Enfin, la couleur du vin sera un dernier indicateur. En vieillissant, le vin s’oxyde et sa couleur évolue. Les vins rouges passeront de teintes violettes dans leur jeunesse à des tons brique après une longue garde, en passant par toutes les déclinaisons de rouge entre ces deux tonalités (rubis, vermillon, grenat…). Les vins blancs se comporteront à l’opposé en ayant tendance à se foncer avec l’âge, passant du jaune vert dans leur jeunesse au brun au crépuscule de leur vie, avec pour eux aussi tout un panel de jaunes entre ces deux étapes (citron, paille, or, ambré…)

IMG_7811 (2)

 

Le nez

Derrière ce terme se cache ce que le vin peut nous offrir quand on le sent. Tous les arômes qui s’en dégagent indiqueront les cépages utilisés, les différents types de vinification, son âge…

20161214_203151 (2)

Dans un premier temps, il faut percevoir si le vin à des arômes francs, facilement identifiables ou non. Ensuite, on fait tourner le vin dans le verre et on se penchera de nouveau sur ce que l’on perçoit. Il faudra essayer d’identifier les nouveaux effluves qui se dégagent.

C’est un sens qui se travaille pour repérer et identifier tout ce que l’on capte, et il faut une certaine expérience pour associer les arômes à certaines particularités.
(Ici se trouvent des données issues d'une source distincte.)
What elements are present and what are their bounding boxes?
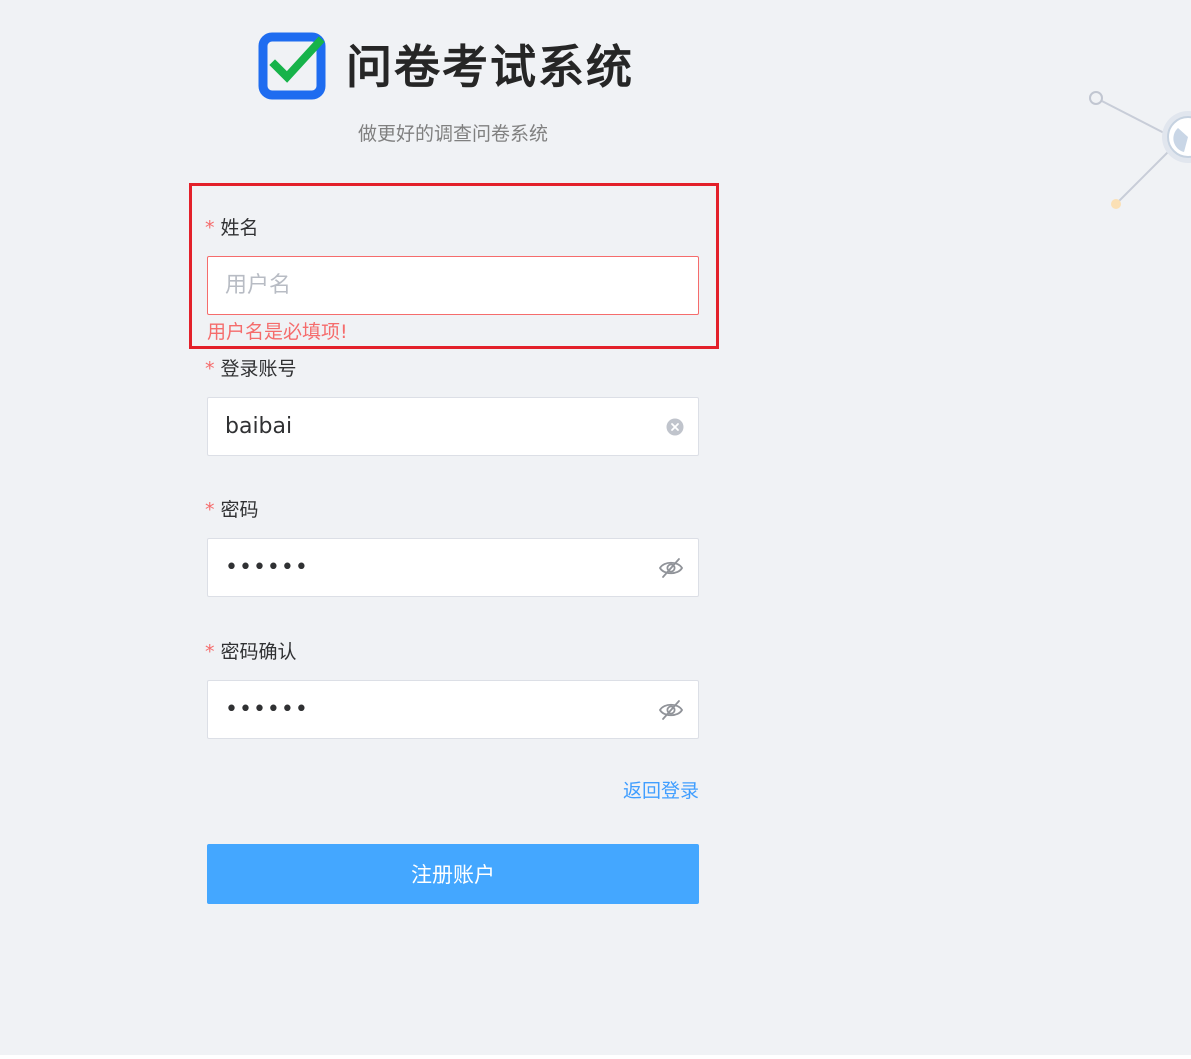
name-label-text: 姓名	[220, 217, 259, 239]
confirm-password-input[interactable]	[208, 681, 698, 738]
app-subtitle: 做更好的调查问卷系统	[357, 123, 548, 145]
bottom-strip	[0, 1055, 1191, 1059]
eye-slash-icon[interactable]	[658, 557, 684, 579]
name-input-wrapper	[207, 256, 699, 315]
name-input[interactable]	[208, 257, 698, 314]
confirm-password-label-text: 密码确认	[220, 641, 297, 663]
password-input-wrapper	[207, 538, 699, 597]
password-field-label: * 密码	[205, 497, 259, 523]
logo-checkbox-icon	[258, 32, 326, 100]
decorative-network-graphic	[1089, 91, 1191, 209]
confirm-password-input-wrapper	[207, 680, 699, 739]
clear-circle-icon[interactable]	[666, 418, 684, 436]
name-field-label: * 姓名	[205, 215, 259, 241]
password-input[interactable]	[208, 539, 698, 596]
required-asterisk: *	[205, 217, 215, 239]
account-input-wrapper	[207, 397, 699, 456]
confirm-password-field-label: * 密码确认	[205, 639, 297, 665]
required-asterisk: *	[205, 358, 215, 380]
eye-slash-icon[interactable]	[658, 699, 684, 721]
back-to-login-link[interactable]: 返回登录	[623, 778, 699, 804]
account-label-text: 登录账号	[220, 358, 297, 380]
required-asterisk: *	[205, 641, 215, 663]
required-asterisk: *	[205, 499, 215, 521]
app-title: 问卷考试系统	[346, 40, 634, 94]
register-button[interactable]: 注册账户	[207, 844, 699, 904]
account-field-label: * 登录账号	[205, 356, 297, 382]
password-label-text: 密码	[220, 499, 259, 521]
name-error-message: 用户名是必填项!	[207, 321, 348, 343]
account-input[interactable]	[208, 398, 698, 455]
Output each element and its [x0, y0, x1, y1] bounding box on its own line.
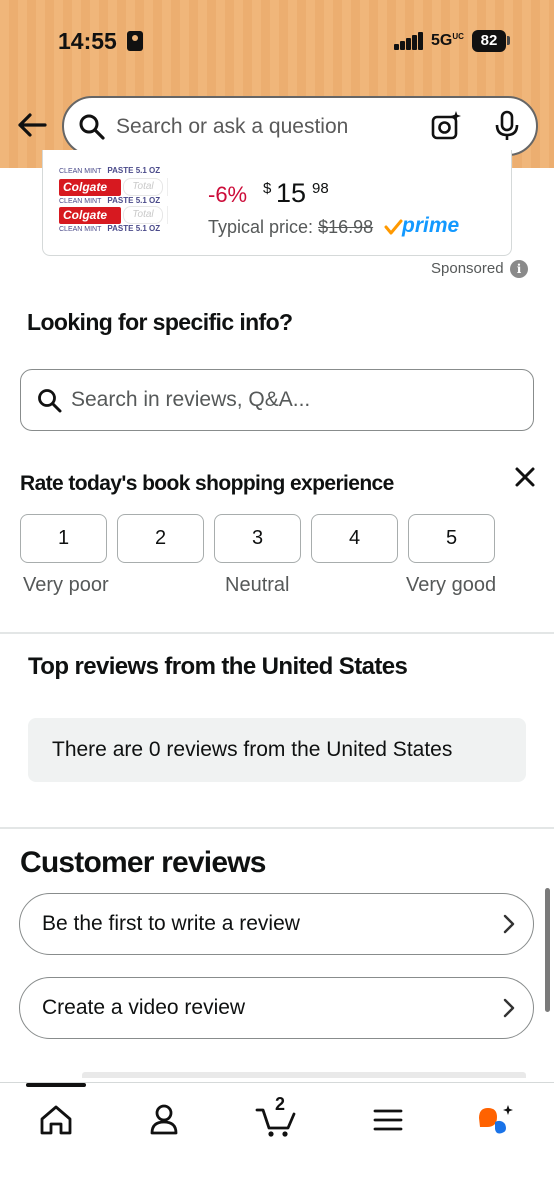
write-review-label: Be the first to write a review: [42, 912, 300, 935]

Par exemple, un arôme de vanille pourra évoquer le passage en fût, celui de rose ou de litchi le cépage gewurztraminer, la violette un vin de Côte du Rhône, la pomme une oxydation…. Mais tout cela reste assez compliqué.

20161017_161655 (2)

 

Le goût

Enfin, car en toute franchise, c’est le moment que l’on attend le plus. Beaucoup d’indications pourront être perçues ici.

IMG_7878 (2)

Tout d’abord, après avoir avalé une première gorgée, que l’on aura fait tourner dans l’ensemble de la bouche, on pourra percevoir certaines propriétés du vin comme l’acidité, le sucré ou l’amer. On percevra aussi à ce moment si le vin est vif ou si au contraire il laisse une impression de « mollesse » (ce qui n’est jamais bon signe, le vin commence à se fatiguer). Ensuite, grâce à la rétro-olfaction (aspirer de l’air par la bouche pour oxygéner le vin qui s’y trouve), on essaiera d’identifier des arômes qui auraient pu échapper au nez.

L’acidité d’un vin blanc montrera qu’il est encore plein de vie, la sensation d’asséchement de la bouche perçue après avoir avalé un vin rouge sera signe de la forte présence de tannins.

 

18424635_1561872093832461_1120322722_n

lecorpshumain.fr

 

Une fois que l’on a commencé à se pencher sur ces différents critères, il devient difficile de boire simplement un vin sans tenter de trouver ses différentes qualités visuelles, olfactives et gustatives. Mais tout cela s’avère compliqué, et une formation complémentaire, comme une méthode de dégustation avec set d’arôme (Cf. le Bacchanales) ou des cours d’œnologie (Cf. on a testé pour vous les cours d’œnologie à l’UPAM) est souvent nécessaire.